Held: The costs of discharging the cargo and cleaning the ship form part of the plaintiff’s claim against the ship owner and are not to be equated with marshal’s expenses. The plaintiff was not a volunteer but was acting under compulsion of law. With respect to s. 139 of the Marine Liability Act, which grants a maritime lien to Canadian suppliers of goods or services to a foreign ship, the goods or services must be supplied at the request of the shipowner. They were not so supplied. There was no contract with the shipowner. With respect to the claim for a salvage maritime lien, the law of salvage requires that the services be voluntary, the adventure be in danger at sea and the salvage efforts be successful. The International Convention on Salvage, 1989 did not alter the law of salvage other than in relation to compensation for protection of the environment. The ship was not in danger once she arrived at the port and the plaintiff was not acting as a volunteer. Finally, with respect to the equitable ranking of priorities, the thread which ties recent cases on equitable ranking together is unjust enrichment. The mortgagee did not lull the plaintiff into doing something it would not have done in any event. The plaintiff acted not as a volunteer but as it was required to do by law. There is no reason to change the usual priorities.

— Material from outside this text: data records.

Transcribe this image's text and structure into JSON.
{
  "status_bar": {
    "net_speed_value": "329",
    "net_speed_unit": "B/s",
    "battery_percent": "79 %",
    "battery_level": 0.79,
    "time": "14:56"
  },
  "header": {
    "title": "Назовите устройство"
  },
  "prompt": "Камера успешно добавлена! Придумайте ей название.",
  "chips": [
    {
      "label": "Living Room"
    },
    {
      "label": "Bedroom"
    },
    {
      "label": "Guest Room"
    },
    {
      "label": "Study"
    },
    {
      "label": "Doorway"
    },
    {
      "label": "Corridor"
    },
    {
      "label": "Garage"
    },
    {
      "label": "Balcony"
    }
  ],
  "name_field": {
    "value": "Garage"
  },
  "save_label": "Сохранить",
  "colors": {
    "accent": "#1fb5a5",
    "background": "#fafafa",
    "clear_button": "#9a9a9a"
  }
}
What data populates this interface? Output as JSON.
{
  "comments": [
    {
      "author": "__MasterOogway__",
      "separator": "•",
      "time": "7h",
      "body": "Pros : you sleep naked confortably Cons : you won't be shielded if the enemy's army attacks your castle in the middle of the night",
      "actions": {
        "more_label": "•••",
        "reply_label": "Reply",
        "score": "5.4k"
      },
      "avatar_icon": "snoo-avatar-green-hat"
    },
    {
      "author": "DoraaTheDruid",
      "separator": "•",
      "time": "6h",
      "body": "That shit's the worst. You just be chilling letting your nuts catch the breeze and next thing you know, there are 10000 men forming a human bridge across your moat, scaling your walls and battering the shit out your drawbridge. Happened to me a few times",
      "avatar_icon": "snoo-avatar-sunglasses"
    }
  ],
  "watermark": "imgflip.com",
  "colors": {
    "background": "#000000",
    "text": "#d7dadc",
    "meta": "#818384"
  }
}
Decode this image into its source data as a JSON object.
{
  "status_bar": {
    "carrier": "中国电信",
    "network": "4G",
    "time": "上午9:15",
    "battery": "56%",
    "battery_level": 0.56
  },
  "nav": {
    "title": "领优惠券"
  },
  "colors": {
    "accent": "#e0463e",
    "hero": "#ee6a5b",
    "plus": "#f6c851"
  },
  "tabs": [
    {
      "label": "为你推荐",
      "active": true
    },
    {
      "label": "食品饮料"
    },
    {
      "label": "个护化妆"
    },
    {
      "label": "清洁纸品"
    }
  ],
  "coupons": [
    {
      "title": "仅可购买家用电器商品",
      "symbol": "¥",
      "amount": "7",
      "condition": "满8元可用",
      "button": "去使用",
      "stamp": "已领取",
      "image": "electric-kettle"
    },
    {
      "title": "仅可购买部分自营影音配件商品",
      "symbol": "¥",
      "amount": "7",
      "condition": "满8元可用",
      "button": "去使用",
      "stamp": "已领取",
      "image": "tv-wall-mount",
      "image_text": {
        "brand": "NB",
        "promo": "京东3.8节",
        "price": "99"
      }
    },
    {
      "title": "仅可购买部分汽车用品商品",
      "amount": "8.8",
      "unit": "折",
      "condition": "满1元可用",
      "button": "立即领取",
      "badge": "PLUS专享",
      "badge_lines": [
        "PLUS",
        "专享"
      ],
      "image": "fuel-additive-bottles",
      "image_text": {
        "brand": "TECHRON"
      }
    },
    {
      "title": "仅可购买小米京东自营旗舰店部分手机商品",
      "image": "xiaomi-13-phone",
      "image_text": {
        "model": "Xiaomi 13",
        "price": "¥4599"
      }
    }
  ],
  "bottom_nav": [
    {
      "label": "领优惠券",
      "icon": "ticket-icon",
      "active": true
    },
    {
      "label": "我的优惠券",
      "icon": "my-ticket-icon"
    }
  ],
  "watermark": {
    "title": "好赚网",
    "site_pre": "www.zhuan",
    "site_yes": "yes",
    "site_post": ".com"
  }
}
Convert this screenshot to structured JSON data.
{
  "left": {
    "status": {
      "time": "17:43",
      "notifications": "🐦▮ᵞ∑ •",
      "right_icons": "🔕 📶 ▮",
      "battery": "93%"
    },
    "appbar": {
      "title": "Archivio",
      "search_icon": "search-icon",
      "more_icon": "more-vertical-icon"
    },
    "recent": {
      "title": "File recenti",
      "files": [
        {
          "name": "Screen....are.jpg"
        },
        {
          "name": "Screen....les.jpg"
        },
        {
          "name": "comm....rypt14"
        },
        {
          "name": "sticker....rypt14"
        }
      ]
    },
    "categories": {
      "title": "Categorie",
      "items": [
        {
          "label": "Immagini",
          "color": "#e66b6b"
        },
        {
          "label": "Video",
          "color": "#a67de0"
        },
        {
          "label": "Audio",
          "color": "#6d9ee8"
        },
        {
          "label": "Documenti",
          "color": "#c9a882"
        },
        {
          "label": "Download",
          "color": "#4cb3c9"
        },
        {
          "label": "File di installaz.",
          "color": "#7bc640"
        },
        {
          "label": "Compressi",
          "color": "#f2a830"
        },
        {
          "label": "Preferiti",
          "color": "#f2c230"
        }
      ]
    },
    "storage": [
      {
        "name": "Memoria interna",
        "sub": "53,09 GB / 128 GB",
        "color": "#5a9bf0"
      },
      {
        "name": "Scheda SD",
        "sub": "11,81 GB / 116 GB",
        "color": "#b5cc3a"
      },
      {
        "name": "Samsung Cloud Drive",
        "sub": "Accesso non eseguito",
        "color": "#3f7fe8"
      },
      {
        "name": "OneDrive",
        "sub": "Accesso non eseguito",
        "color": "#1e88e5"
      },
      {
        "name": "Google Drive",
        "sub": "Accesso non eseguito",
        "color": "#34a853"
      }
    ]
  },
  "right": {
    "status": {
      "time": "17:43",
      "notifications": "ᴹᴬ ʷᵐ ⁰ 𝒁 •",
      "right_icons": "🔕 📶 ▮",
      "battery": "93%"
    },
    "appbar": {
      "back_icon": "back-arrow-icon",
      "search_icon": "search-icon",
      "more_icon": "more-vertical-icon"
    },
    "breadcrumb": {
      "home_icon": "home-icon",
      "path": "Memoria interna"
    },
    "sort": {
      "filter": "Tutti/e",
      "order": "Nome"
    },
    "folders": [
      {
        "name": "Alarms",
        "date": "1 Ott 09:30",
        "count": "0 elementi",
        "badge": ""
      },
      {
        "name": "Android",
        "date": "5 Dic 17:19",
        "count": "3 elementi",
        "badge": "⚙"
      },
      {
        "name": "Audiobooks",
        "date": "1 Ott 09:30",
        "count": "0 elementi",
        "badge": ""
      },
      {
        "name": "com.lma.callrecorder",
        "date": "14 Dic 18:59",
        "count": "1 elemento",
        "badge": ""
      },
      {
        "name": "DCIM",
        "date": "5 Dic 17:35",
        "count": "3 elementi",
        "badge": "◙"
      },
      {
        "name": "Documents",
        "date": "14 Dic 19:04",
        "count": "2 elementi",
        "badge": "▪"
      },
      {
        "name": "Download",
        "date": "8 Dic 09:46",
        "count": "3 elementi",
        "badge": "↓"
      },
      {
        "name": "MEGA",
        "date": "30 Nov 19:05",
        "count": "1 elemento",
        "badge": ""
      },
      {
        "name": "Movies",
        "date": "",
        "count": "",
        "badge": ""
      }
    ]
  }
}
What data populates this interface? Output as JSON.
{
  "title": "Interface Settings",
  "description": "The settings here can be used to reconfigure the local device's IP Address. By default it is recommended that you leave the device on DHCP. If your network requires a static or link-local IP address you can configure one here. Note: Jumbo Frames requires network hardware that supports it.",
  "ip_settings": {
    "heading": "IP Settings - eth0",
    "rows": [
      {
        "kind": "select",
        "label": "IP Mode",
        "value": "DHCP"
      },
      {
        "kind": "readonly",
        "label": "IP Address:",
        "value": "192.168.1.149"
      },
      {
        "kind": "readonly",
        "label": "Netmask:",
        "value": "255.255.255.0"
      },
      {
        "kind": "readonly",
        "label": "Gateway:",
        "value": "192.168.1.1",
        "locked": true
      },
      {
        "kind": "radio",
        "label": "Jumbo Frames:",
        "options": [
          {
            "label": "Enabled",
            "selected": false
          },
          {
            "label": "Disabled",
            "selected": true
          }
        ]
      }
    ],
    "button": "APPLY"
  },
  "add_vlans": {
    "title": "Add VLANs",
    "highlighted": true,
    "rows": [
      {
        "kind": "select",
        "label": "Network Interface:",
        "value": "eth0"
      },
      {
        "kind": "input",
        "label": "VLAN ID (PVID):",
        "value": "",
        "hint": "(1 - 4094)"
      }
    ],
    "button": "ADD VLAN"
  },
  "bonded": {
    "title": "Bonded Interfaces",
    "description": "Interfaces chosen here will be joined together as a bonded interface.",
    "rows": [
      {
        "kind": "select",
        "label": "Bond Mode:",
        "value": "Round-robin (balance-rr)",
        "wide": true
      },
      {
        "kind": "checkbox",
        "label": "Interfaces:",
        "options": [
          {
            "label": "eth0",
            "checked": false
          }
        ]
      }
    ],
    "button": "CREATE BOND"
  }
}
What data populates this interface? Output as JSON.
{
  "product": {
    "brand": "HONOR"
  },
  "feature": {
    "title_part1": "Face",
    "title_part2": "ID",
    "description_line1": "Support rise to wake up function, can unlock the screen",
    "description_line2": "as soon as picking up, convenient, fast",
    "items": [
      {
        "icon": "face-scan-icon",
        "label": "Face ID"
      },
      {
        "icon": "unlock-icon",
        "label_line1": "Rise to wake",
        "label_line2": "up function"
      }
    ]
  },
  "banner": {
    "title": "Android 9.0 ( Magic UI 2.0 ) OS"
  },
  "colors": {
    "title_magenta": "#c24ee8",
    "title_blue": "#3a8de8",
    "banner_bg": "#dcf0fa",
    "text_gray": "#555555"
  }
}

Costs – Abandonment of Claim – Liability of Claimant
TAM International Inc. v. The " MCP Altona", 2012 FC 128
Précis: Costs were awarded against a party that withdrew a claim against proceeds of sale.
The defendant vessel was forced to return to Vancouver after a cargo of yellowcake uranium spilled in the hold of the vessel. The vessel was arrested upon its arrival by the plaintiff TAM, one of the voyage charterers, as well as by another claimant. Other parties filed caveats against release including the mortgagee. Eventually the ship was sold by court order. Subsequent to the sale but after some additional steps had been taken by competing claimants to investigate TAM’s claims, TAM withdrew its claim to the proceeds of sale. The mortgagee of the vessel sought costs against TAM in the amount of $2,000.
Decision: The application was allowed, in part.
Held: The motions Judge noted that the mortgagee would probably be entitled to $2,000 in costs in a taxation but also noted that the Court should not discourage the discontinuance of unmeritorious proceedings by penalizing parties in costs. The motions Judge ordered TAM to pay $1,000 in costs.